Widespread precarious work, dismally inadequate social assistance rates, barriers to accessing government transfers, lack of available and affordable housing, childcare, medicare, and little movement towards true Reconciliation have left children and their families vulnerable to the negative health, social and economic impacts of the pandemic and excluded from emergency responses. We agree with the federal government’s proposal in the Fall Economic Update 2020 that an ‘intersectional, feminist and green’ recovery is required to build a thriving future state where no one is left behind. To build that vision, swift and courageous policies and investments will need to be made. The federal government must rise to this once in a lifetime opportunity to improve the lives of millions of children and families. This is our proposal on how it can be achieved.

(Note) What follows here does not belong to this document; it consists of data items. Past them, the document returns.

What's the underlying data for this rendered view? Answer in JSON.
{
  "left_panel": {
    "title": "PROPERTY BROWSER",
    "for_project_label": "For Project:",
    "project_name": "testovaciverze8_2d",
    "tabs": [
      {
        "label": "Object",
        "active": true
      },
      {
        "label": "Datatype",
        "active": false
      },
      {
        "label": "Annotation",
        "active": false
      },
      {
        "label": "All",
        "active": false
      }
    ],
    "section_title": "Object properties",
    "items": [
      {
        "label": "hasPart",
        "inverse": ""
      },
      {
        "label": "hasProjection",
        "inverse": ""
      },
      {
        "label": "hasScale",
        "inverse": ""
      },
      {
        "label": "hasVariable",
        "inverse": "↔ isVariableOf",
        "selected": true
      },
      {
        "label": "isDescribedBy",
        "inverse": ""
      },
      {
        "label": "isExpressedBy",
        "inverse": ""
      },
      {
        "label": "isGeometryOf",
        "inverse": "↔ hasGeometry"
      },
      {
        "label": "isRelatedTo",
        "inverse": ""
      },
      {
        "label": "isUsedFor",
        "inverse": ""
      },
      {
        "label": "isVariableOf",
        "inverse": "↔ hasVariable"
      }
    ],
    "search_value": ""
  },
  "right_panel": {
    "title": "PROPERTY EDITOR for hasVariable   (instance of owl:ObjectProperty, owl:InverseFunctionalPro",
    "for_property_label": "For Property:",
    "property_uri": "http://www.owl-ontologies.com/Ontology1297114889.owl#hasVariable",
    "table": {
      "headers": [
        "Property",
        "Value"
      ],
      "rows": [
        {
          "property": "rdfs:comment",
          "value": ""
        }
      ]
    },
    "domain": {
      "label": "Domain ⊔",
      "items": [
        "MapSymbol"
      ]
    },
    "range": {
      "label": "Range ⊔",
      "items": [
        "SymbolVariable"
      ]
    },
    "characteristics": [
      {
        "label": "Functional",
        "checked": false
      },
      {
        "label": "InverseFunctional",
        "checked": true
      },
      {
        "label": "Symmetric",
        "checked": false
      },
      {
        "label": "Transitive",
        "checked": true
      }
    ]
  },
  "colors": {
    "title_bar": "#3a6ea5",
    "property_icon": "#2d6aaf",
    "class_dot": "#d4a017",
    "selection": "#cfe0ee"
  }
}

- Immediately set up the Federal Child Care Secretariat announced in the 2020 Fall Economic Update and mandate it to:
- work with the Indigenous Early Learning and Child Care Secretariat;
- consult with the Minister of Families, Children and Social Development’s Expert panel on early learning and child care, child care advocates, policy experts and civil society organizations including anti-poverty organizations and equality rights organization;
- develop a detailed multi-year plan to build a pan-Canadian system of early learning and child care in partnership with the provinces, territories and First Nations, Inuit and Métis Nation governing bodies.
- Immediately allocate $2 billion (to supplement the $625 million transfer to the provinces and territories for ELCC under the Safe Restart agreement) to assist with the safe recovery of licensed childcare. Such funds must be earmarked for restoration and expansion of the number of licensed childcare and early learning spaces; increases in compensation for the childcare workforce to ensure the return and retention of ELCC staff; and stabilization and reduction of parent fees.
- Allocate $2 billion for ELCC in the 2021-22 budget and commit to increasing the allocation each year after by $2 billion (that is, $4 billion in 2022- 23, $6 billion in 2023-24, etc.) so that Canada can establish a high quality system of inclusive and responsive ELCC and gradually expand it to provide affordable ELCC for all who want it.